Ihre Tragödie »Das Blutgericht« habe ich erhalten und sofort gelesen. Es ist mir ein Vergnügen, Ihnen mitteilen zu können, daß das Stück zur Aufführung angenommen ist. Die Premiere soll schon am 27. Februar stattfinden, und denke ich, daß Sie nach langem vergeblichen Bemühen auf diesem Felde die Genugtuung eines großen Erfolges haben werden. Ich, sowie meine brave Gesellschaft werden gewiß das Möglichste hierzu beitragen. Seien Sie für den genannten Tag höflichst eingeladen, sich der Direktionsloge zu bedienen. Gewiß wollen Sie auch Ihrem Fräulein Braut die Freude gönnen, Ihrem Ehrenabende beizuwohnen.
Ihr stets wohlgeneigter
Ringelbaum,
Theaterdirektor.«
So, das wäre auch gemacht. Direktor Ringelbaum schleudert die Feder hin, steht flink von seinem Drehstuhl auf und reibt sich die Hände.

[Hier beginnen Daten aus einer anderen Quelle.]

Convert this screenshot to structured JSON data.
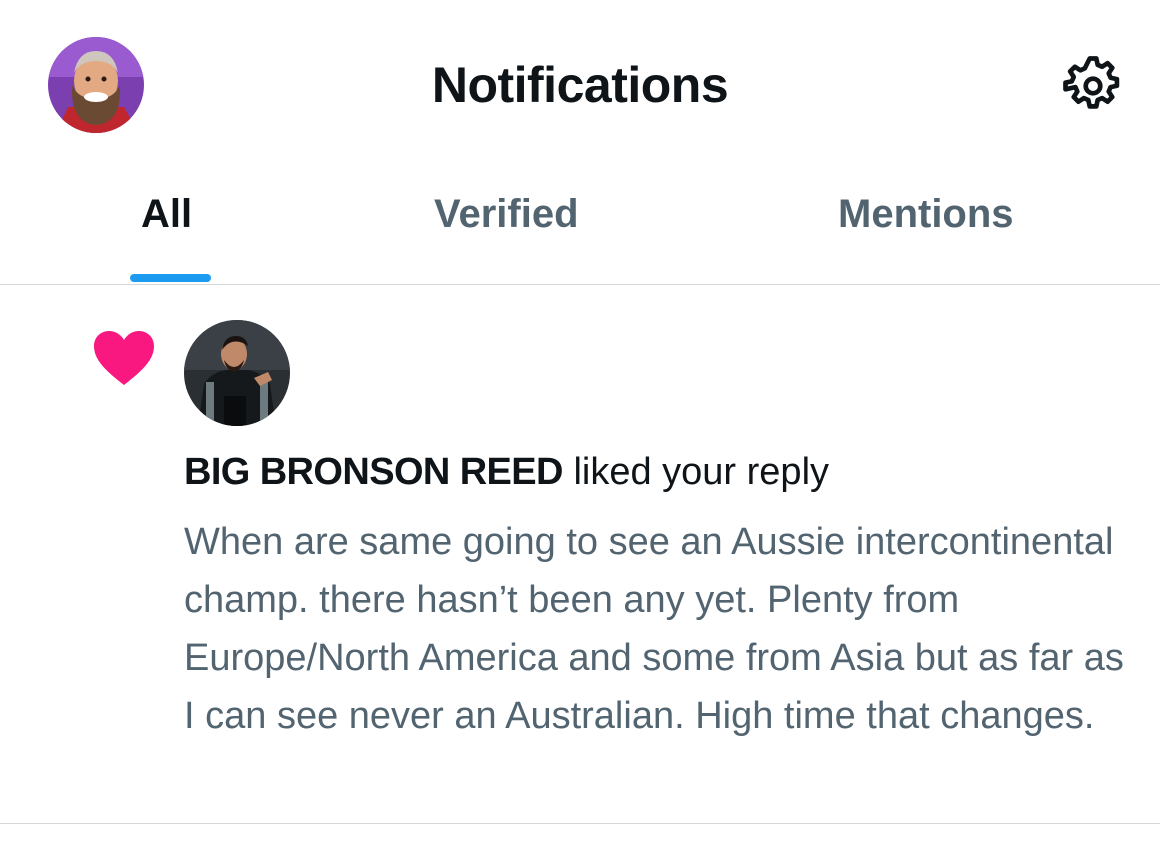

– Ja, mein frecher Hendlbadschi! Du chronische Landplage aller Theaterdirektoren, nun wollen wir dich einmal kurieren. Dein »Blutgericht« soll dir einen Erfolg bringen, an den du dein Lebtag denken wirst. Und Fanny, die kleine, blonde Bestie. Ich glaube, daß sich so großartig noch kein verschmähter Liebhaber gerächt hat. In den Zwischenakten sollen Kellnerjungen mit Bier, Kindertrompeten und faulen Eiern herumgehen. Die Direktionsloge wird von außen zugesperrt. Vor dem P. T. Publikum rechtfertigt mich der Faschingdienstag. »Das Blutgericht.« Na – gehorsamer Diener!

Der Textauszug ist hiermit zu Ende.